ローレンスブロック, オットーペンズラー『アメリカミステリ傑作選〈2003〉 (アメリカ文芸年間傑作選)』DHC,2003


アメリカミステリ傑作選の五作目。全二十作が五百項に収められています。ミステリと銘打ってあるので、てっきり推理物がメインかと思っていましたが案外少なかったです。心理描写の描き方の妙を重視している面もあります。なので、翻訳物ということもありますしちょっと難しいかも。以下、気に入ったものを読んだ順に。

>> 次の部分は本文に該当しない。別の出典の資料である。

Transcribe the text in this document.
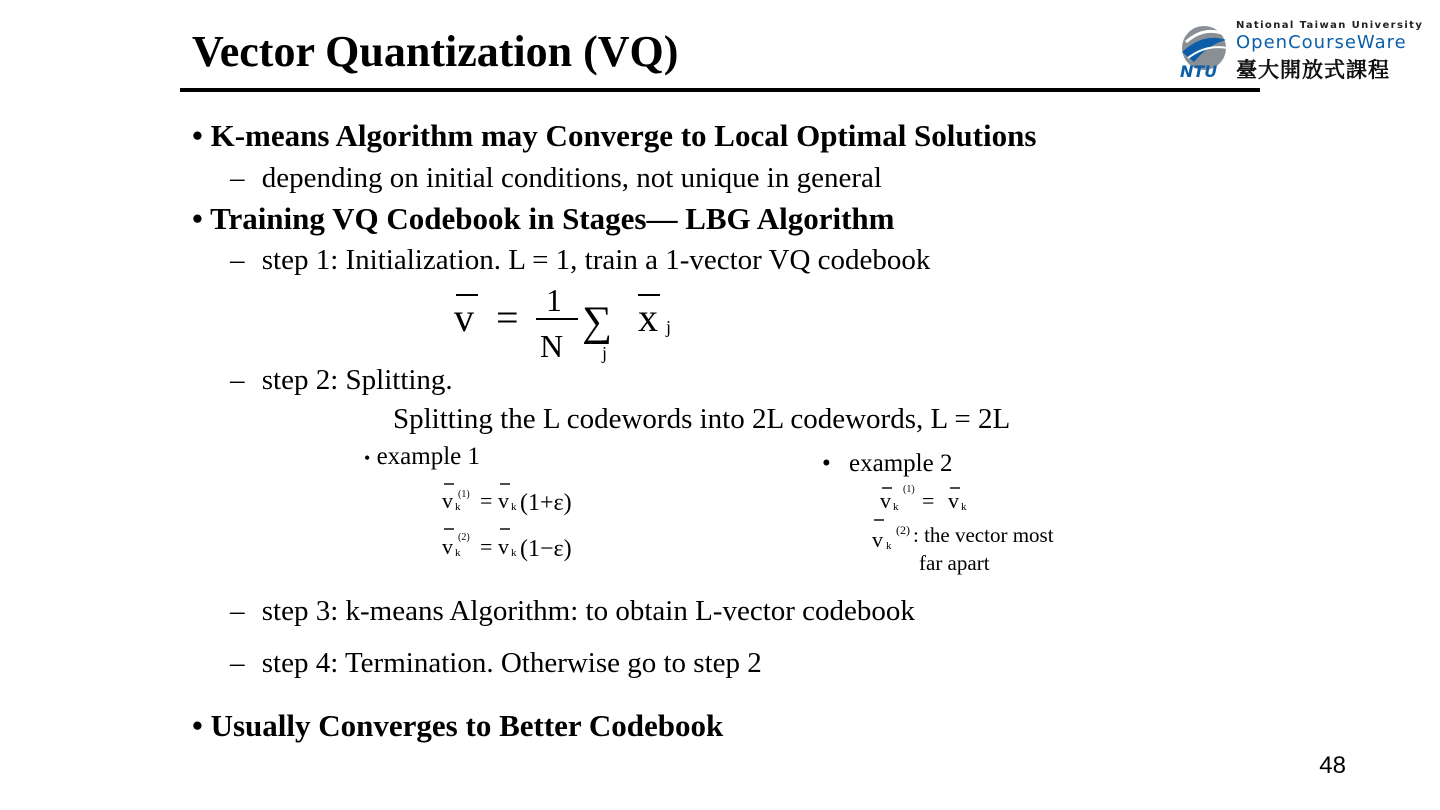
Vector Quantization (VQ)	NTU
National Taiwan University
OpenCourseWare
臺大開放式課程
• K-means Algorithm may Converge to Local Optimal Solutions
– depending on initial conditions, not unique in general
• Training VQ Codebook in Stages― LBG Algorithm
– step 1: Initialization. L = 1, train a 1-vector VQ codebook
v = 1
N
∑
j
x j
– step 2: Splitting.
Splitting the L codewords into 2L codewords, L = 2L
• example 1
v k
(1) = v k (1+ε)
v k
(2) = v k (1−ε)
• example 2
v k
(1) = v k
v k
(2) : the vector most
far apart
– step 3: k-means Algorithm: to obtain L-vector codebook
– step 4: Termination. Otherwise go to step 2
• Usually Converges to Better Codebook
48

「プリズン・フード」刑務所で死刑囚に最後の夕食を作ることになった女の葛藤の話。いわゆる探偵小説ではありませんが刑務所内の話と息子との付き合いかたを絡めていい感じで、家族物としてもなかなか。
「内装職人」少女が消えてしまう話。トリックはなんとなく見当つくのですが、でも確信には至れませんでした。どこに行き着くのか分からさせない見当のぶれさせかたがうまい。
「ケルズの書」美術品が盗まれる話。この中で始めて正統派の推理小説でした。オーソドックスだけど悪くないです。こういう後味は好み。
「エリーの最後の一日」老刑事が最後の一日で事件解決のために立ち上がる話。事件そのものよりもエリーの考えがわりと好き。
「容疑者」パートナーの刑事の娘が殺される事件が発生するところから始まります。なによりも文のリズムがいいです。クライマックスのやり取りはニヤリとします。
「家族」十年ぶりに弟を訪ねる男の話。そこで弟の家で弟の妻と出会うのですが、ついほほを緩めてしまいました。はっきりしたことは書かれておらず、ぼんやりとした主人公が魅力的です。
「残酷なスポーツ」死体を修復するエンバーマーの話。タイトルにもありメインのテーマである人間の残酷さより、少女のほのかな官能さがよかったです。
「目にあざのある少女」凶悪犯に連れ去られた少女の話。謎解き話ではありませんが、日常的ではない少女の語り口がいやらしいです。
「イージー・ストリート」二人の兄弟と銀行強盗の話。銀行強盗というとどうしても伊坂幸太郎さんが出てきてしまいます^^
「大きなひと噛み」誘拐事件を担当することになった私立探偵の話。最後の一文がなによりも秀逸。あれでぐっと引き締まってる感じがしました。
「ミッシング・イン・アクション」戦時中に行方不明になった子供の話。子供と大人、事件と日常。それぞれの対比がきつかった。大きく揺さぶられました。
「死の”プッシュ”」プロレスラーの話。この本の最後に、ちょっと異色な作品がきてるように感じました。どうなるんだろうと思わずにいられませんでした。

解説に書いてる言葉がこの本を端的に表していると思います。「いまや現代においては、事件の真相も顛末も大事なのではなく、人物達の焦りと絶望感こそ重要であることがわかってくる
と、感想を書いていて気づきましたがこの本の発行元のDHCって化粧品のところですよね? 本もやってるとは知りませんでした。